The first came on October 29. The stock has dropped from $22 to $19 since then as many insiders have headed for the exits.
The second release, which is much larger, will hit this Wednesday, November 14.
The third will hit December 14.
Additionally, several of Facebook’s senior executives, including COO Sheryl Sandberg, have received the huge restricted stock grants they have earned over the past few years and converted their shares into tradable common stock. And they have begun selling regularly.
The amount of Facebook stock that will become available for sale in this six week period is staggering. Here are the broad numbers:
- On October 28, Facebook’s “float” was 692 million shares (stock available to be sold in the public market).
- On October 29, an additional 234 million shares (and options) were released
- On November 14, an additional 777 million shares will become available for sale
- On December 14, an additional 156 million shares will become available for sale
- On May 18, 2013, an additional 47 million shares will become available for sale
All in, nearly 1.2 billion new shares will become available for sale during these 6 weeks, which is nearly twice the current float. By mid-December, Facebook’s float will be 1.9 billion shares.
Many of the folks who own these shares—former employees, current employees, and early investors—have been holding the stock for a long time and are presumably eager to cash out of at least a portion of their holdings. So there would seem to be a good chance that more of this stock will hit the market in the next couple of months.
Those who believe in market efficiency will argue that, because everyone has known about these lock-up releases, Facebook’s stock price has already taken them into account. That’s possible. But it’s also possible that one or more of these releases will be accompanied by news (or inference) that big Facebook insiders are dumping almost every share they own, the way Facebook board member and early investor Peter Thiel did in the first lockup release. That news clobbered the stock last time, and it could clobber it again this time.
Facebook’s Employee Stock Units Have Now Vested
The latest lockup release followed the vesting of restricted stock units (RSUs) that most Facebook employees who joined the company before 2011 were given when they joined. Facebook converted these units into Class B shares and then withheld about 45% of the shares to pay the employees’ income taxes (just the way the company would withhold taxes on cash compensation).
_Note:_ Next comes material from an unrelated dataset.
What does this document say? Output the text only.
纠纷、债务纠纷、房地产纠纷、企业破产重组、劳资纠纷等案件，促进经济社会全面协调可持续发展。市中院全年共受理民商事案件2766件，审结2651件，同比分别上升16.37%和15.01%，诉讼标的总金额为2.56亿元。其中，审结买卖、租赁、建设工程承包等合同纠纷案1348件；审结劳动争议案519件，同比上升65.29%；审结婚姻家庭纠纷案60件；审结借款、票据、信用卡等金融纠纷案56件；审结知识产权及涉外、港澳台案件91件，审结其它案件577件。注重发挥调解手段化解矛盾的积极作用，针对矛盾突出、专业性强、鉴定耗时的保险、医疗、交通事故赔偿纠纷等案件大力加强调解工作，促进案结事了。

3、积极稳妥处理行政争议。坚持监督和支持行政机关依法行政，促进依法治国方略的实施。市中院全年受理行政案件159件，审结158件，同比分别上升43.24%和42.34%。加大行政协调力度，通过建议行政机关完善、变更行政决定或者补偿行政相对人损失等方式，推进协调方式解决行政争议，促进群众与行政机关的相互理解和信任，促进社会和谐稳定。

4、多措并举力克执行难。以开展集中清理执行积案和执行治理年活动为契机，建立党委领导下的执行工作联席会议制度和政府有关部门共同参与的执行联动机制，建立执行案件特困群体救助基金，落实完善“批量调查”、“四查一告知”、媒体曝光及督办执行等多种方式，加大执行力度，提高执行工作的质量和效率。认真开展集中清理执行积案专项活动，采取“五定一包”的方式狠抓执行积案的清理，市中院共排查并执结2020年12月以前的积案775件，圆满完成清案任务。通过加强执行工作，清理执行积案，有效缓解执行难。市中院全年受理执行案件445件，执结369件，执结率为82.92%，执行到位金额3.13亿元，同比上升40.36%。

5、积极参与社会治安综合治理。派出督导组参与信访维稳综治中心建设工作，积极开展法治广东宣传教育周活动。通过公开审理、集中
These units converted into a total of 225 million shares and vested at a price of $23.21 per share.
Thus, the vesting of stock units resulted in an immediate compensation payout of $5.2 billion to Facebook employees who joined the company before 2011, of which $2.3 billion was withheld.
All of this stock is now available to be sold.
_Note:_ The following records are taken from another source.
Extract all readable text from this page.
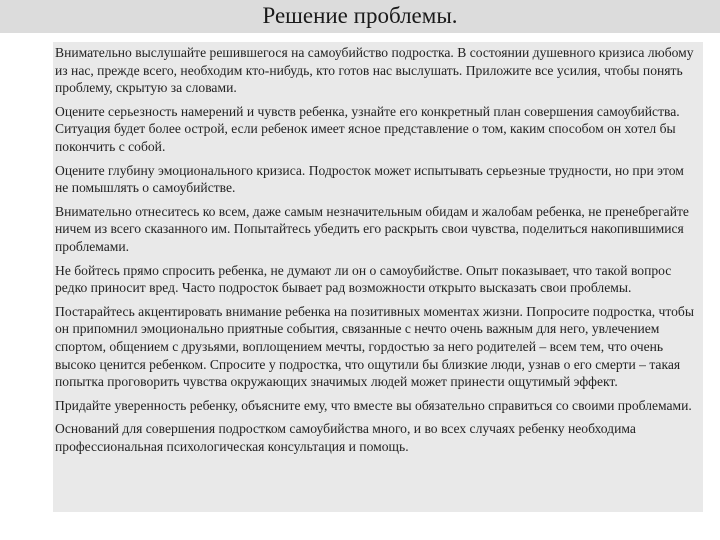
Решение проблемы.

Внимательно выслушайте решившегося на самоубийство подростка. В состоянии душевного кризиса любому из нас, прежде всего, необходим кто-нибудь, кто готов нас выслушать. Приложите все усилия, чтобы понять проблему, скрытую за словами.

Оцените серьезность намерений и чувств ребенка, узнайте его конкретный план совершения самоубийства. Ситуация будет более острой, если ребенок имеет ясное представление о том, каким способом он хотел бы покончить с собой.

Оцените глубину эмоционального кризиса. Подросток может испытывать серьезные трудности, но при этом не помышлять о самоубийстве.

Внимательно отнеситесь ко всем, даже самым незначительным обидам и жалобам ребенка, не пренебрегайте ничем из всего сказанного им. Попытайтесь убедить его раскрыть свои чувства, поделиться накопившимися проблемами.

Не бойтесь прямо спросить ребенка, не думают ли он о самоубийстве. Опыт показывает, что такой вопрос редко приносит вред. Часто подросток бывает рад возможности открыто высказать свои проблемы.

Постарайтесь акцентировать внимание ребенка на позитивных моментах жизни. Попросите подростка, чтобы он припомнил эмоционально приятные события, связанные с нечто очень важным для него, увлечением спортом, общением с друзьями, воплощением мечты, гордостью за него родителей – всем тем, что очень высоко ценится ребенком. Спросите у подростка, что ощутили бы близкие люди, узнав о его смерти – такая попытка проговорить чувства окружающих значимых людей может принести ощутимый эффект.

Придайте уверенность ребенку, объясните ему, что вместе вы обязательно справиться со своими проблемами.

Оснований для совершения подростком самоубийства много, и во всех случаях ребенку необходима профессиональная психологическая консультация и помощь.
Some of Facebook’s senior executives received huge payouts in this conversion. These executives included:
- Sheryl Sandberg, COO: 34 million shares worth $790 million at conversion. 15 million of these shares were withheld. Sandberg converted the remaining 18 million to Class A common stock that can now be sold.
- David Ebersman, CFO: 4.2 million shares worth $97 million at conversion. Ebersman retains 2.2 million shares of Class A common stock that can now be sold.
- Theodore Ullyot, General Counsel: 2.5 million shares worth $58 million. Ullyot retains 1.4 million shares that can now be sold.
- David Fischer, VP of Marketing: 1.1 million shares worth $26 million. Fischer retains 568,282 shares that can now be sold.
- Micheal Schroepfer, VP Engineering, ~3 million shares worth $70 million. Schroepfer retains 1.5 million shares that can now be sold.
- David Spillane, Chief Accounting Officer: .7 million shares worth $16 million. Spillane retains 416,479 shares that can now be sold.
All of these senior executives will only be allowed to sell under so-called 10b-5 sales plans which set up regular sales in advance. Some of the execs, including Sandberg, have already begun selling small portions of their holdings via these plans.